At my last check up with my OB I actually lost 4 lbs. My total weight gain was about 35, now back down to 30. I have plenty of weeks left to change that I am sure but this is the only pregnancy I have gone in the opposite direction after the first trimester. Of course, I have been spending my days cleaning, taking kids to sports, visiting family members in the hospital after minor surgeries (but that is a lot of walking! Every time I get back to my car  when I leave the hospital I am like, ouch!). The day before my 30 week checkup I had gone to the beach, taken kids to sports and gone to the mall for 2 hours with my 9 year old for special time back to school shopping. I could *barely* move walking out of the mall, and had lots of Braxton-Hicks that night. My OB heard this and said, “Don’t do that!” She said my body doesn’t know there are 2 babies in there and thinks I am 36 weeks pregnant, so I need to take it easier. Duly noted. I forced myself to rest yesterday before we met friends at the pool.

^^Pool braids before we had an amazing dinner with two other families last night.

This will be helped greatly when our au pair arrives on Friday. Louise is coming from Brazil and we hope to learn so much from her. We don’t have that much family that can help us besides my mother-in-law, and my husband travels quite a bit for work, so it is a great relief to my husband and to me to have an extra set of hands, to be here if I go early or have a c-section. Rob and I have so much peace of mind about what the end of this pregnancy will bring knowing that there will be someone here to cover home base in an emergency.

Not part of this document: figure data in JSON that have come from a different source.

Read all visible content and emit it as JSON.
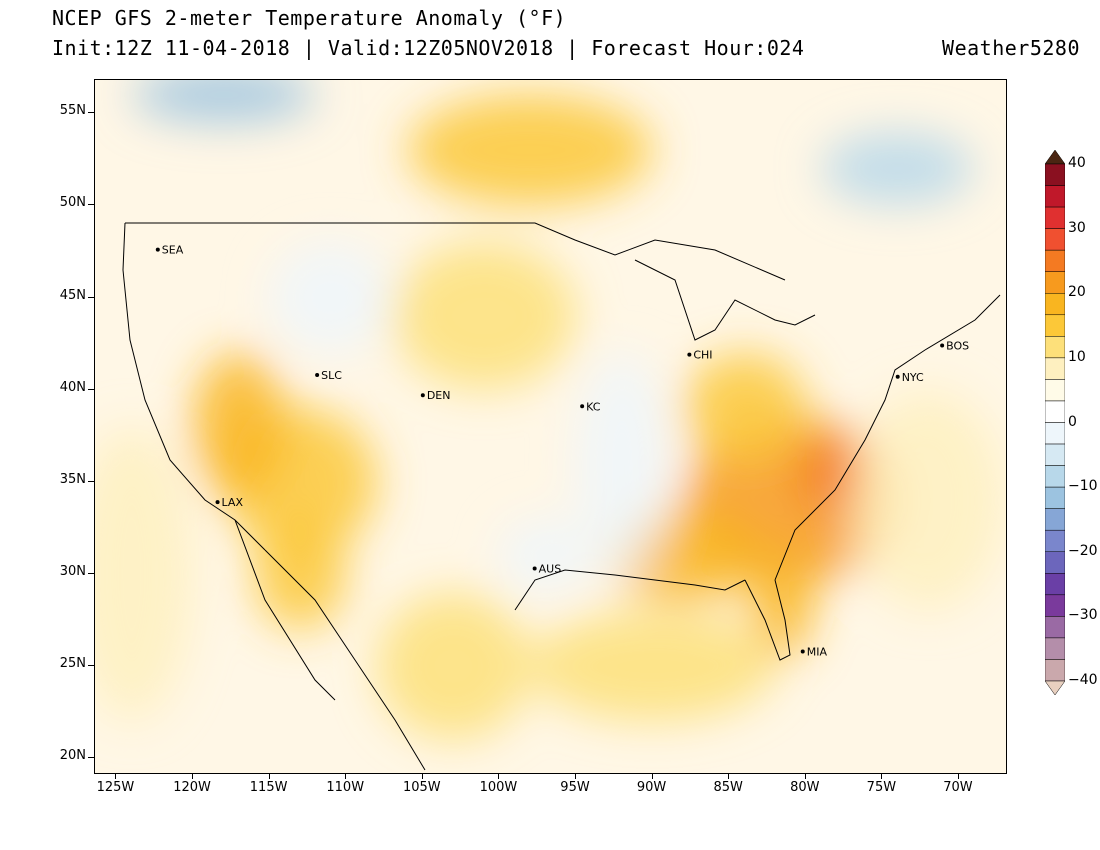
{
  "header": {
    "title": "NCEP GFS 2-meter Temperature Anomaly (°F)",
    "subtitle": "Init:12Z 11-04-2018 | Valid:12Z05NOV2018 | Forecast Hour:024",
    "brand": "Weather5280"
  },
  "map": {
    "lat_labels": [
      "55N",
      "50N",
      "45N",
      "40N",
      "35N",
      "30N",
      "25N",
      "20N"
    ],
    "lat_values": [
      55,
      50,
      45,
      40,
      35,
      30,
      25,
      20
    ],
    "lon_labels": [
      "125W",
      "120W",
      "115W",
      "110W",
      "105W",
      "100W",
      "95W",
      "90W",
      "85W",
      "80W",
      "75W",
      "70W"
    ],
    "lon_values": [
      -125,
      -120,
      -115,
      -110,
      -105,
      -100,
      -95,
      -90,
      -85,
      -80,
      -75,
      -70
    ],
    "cities": [
      {
        "name": "SEA",
        "lon": -122.3,
        "lat": 47.6
      },
      {
        "name": "SLC",
        "lon": -111.9,
        "lat": 40.8
      },
      {
        "name": "DEN",
        "lon": -105.0,
        "lat": 39.7
      },
      {
        "name": "KC",
        "lon": -94.6,
        "lat": 39.1
      },
      {
        "name": "CHI",
        "lon": -87.6,
        "lat": 41.9
      },
      {
        "name": "NYC",
        "lon": -74.0,
        "lat": 40.7
      },
      {
        "name": "BOS",
        "lon": -71.1,
        "lat": 42.4
      },
      {
        "name": "LAX",
        "lon": -118.4,
        "lat": 33.9
      },
      {
        "name": "AUS",
        "lon": -97.7,
        "lat": 30.3
      },
      {
        "name": "MIA",
        "lon": -80.2,
        "lat": 25.8
      }
    ]
  },
  "colorbar": {
    "labels": [
      "40",
      "30",
      "20",
      "10",
      "0",
      "−10",
      "−20",
      "−30",
      "−40"
    ],
    "values": [
      40,
      30,
      20,
      10,
      0,
      -10,
      -20,
      -30,
      -40
    ],
    "colors": [
      "#4a2512",
      "#8a1020",
      "#c0182a",
      "#e03030",
      "#f05030",
      "#f47a22",
      "#f79a1e",
      "#f9b520",
      "#fcc838",
      "#fde07a",
      "#fef0c0",
      "#fffbe8",
      "#ffffff",
      "#eef6fb",
      "#d6e9f3",
      "#b8d8ea",
      "#9cc3e0",
      "#86a6d6",
      "#7a86cc",
      "#6c66bc",
      "#6a3fa6",
      "#7a3a9c",
      "#9a6aa4",
      "#b48eaa",
      "#caa8ac",
      "#e8d0c0"
    ]
  },
  "anomaly_regions": [
    {
      "name": "southeast-warm",
      "lon": -81,
      "lat": 34,
      "rx": 7,
      "ry": 4.5,
      "color": "#f79a1e"
    },
    {
      "name": "carolina-hot",
      "lon": -78,
      "lat": 35.5,
      "rx": 2.5,
      "ry": 2,
      "color": "#f47a22"
    },
    {
      "name": "gulf-coast-warm",
      "lon": -88,
      "lat": 31,
      "rx": 5,
      "ry": 2.5,
      "color": "#f9b520"
    },
    {
      "name": "florida-warm",
      "lon": -81.5,
      "lat": 28.5,
      "rx": 2,
      "ry": 3,
      "color": "#f9b520"
    },
    {
      "name": "southwest-warm",
      "lon": -113,
      "lat": 35,
      "rx": 5,
      "ry": 4,
      "color": "#fcc838"
    },
    {
      "name": "nevada-warm",
      "lon": -117,
      "lat": 38,
      "rx": 3,
      "ry": 4,
      "color": "#f9b520"
    },
    {
      "name": "baja-warm",
      "lon": -113,
      "lat": 30,
      "rx": 3,
      "ry": 3,
      "color": "#fcc838"
    },
    {
      "name": "mexico-warm",
      "lon": -103,
      "lat": 25,
      "rx": 5,
      "ry": 4,
      "color": "#fde07a"
    },
    {
      "name": "plains-warm",
      "lon": -101,
      "lat": 44,
      "rx": 6,
      "ry": 4,
      "color": "#fde07a"
    },
    {
      "name": "canada-warm",
      "lon": -98,
      "lat": 53,
      "rx": 8,
      "ry": 3,
      "color": "#fcc838"
    },
    {
      "name": "ohio-valley-warm",
      "lon": -84,
      "lat": 39,
      "rx": 4,
      "ry": 3,
      "color": "#fcc838"
    },
    {
      "name": "gulf-warm",
      "lon": -90,
      "lat": 25,
      "rx": 8,
      "ry": 3,
      "color": "#fde07a"
    },
    {
      "name": "midwest-cool",
      "lon": -92,
      "lat": 36,
      "rx": 3,
      "ry": 6,
      "color": "#eef6fb"
    },
    {
      "name": "texas-cool",
      "lon": -97,
      "lat": 31,
      "rx": 3,
      "ry": 2,
      "color": "#eef6fb"
    },
    {
      "name": "rockies-cool",
      "lon": -111,
      "lat": 45,
      "rx": 4,
      "ry": 3,
      "color": "#eef6fb"
    },
    {
      "name": "northwest-canada-cold",
      "lon": -118,
      "lat": 56,
      "rx": 6,
      "ry": 1.5,
      "color": "#9cc3e0"
    },
    {
      "name": "hudson-cold",
      "lon": -74,
      "lat": 52,
      "rx": 5,
      "ry": 2,
      "color": "#b8d8ea"
    },
    {
      "name": "atlantic-warm",
      "lon": -72,
      "lat": 34,
      "rx": 5,
      "ry": 6,
      "color": "#fef0c0"
    },
    {
      "name": "pacific-warm",
      "lon": -124,
      "lat": 30,
      "rx": 4,
      "ry": 8,
      "color": "#fef0c0"
    }
  ]
}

This week is getting ready for her and for school, finding ways to rest in between. And maybe one or two more beach days.

 

Also – the news about Down syndrome being ‘eliminated’ in Iceland was horrifying to read. We are still prepared that one of our son’s has Down syndrome. I posted on Facebook about it after I shared this mom’s post. It is so wise, I am pasting it here:

I’ve been reading and thinking a lot this week trying to find the words. Friends and strangers have written from the heart and it had been shared widely. I feel like I have a bit of a different audience with a significant amount of Ds family on my page. So, in light of singing to the choir, I’ll say this….
Deciding to have and raise kids is hard work. Period. Whether my child has 46 or 47 chromosomes is rarely the reason for the challenges.
I didn’t think about not having my child after getting a likely prenatal diagnosis, but I have thought about it since. When the stories flood the media every few months and the hatred towards anything not typical rages and the days feel much too long, those “what if” thoughts surface. I try to imagine what our life would look like without Owen and I really struggle to see it. It doesn’t feel right; it doesn’t feel complete.
I can never fully put myself into someone else’s shoes. I’ve heard too many awful experiences in the past 5 years. I know that parents want what is best for their children and if they are not given a full view of life with a child, they are truly being failed. The diagnosis system is not working.
This is all why we work so hard at Down Syndrome Diagnosis Network – DSDN. Along with other organizations, we know we can make a difference and help ensure every family has information and resources in hand along with a new or possible diagnosis.
Life is certainly not all rainbows and unicorns. But I make a conscious choice to work to see it each day in my life. Find the good, find the joy and keep moving forward. Make a moment better when you can. Give grace. Do better. In the whirlwind of these media storms, remember this. Make the conscious choice and choose your path and attitude and work towards it. Share information. Share resources. And, if you are comfortable, keep sharing about your life and family.
I believe our families have a brighter future ahead than any other generation before us because they have paved the way. Let’s honor all of their work and build upon it for those to come.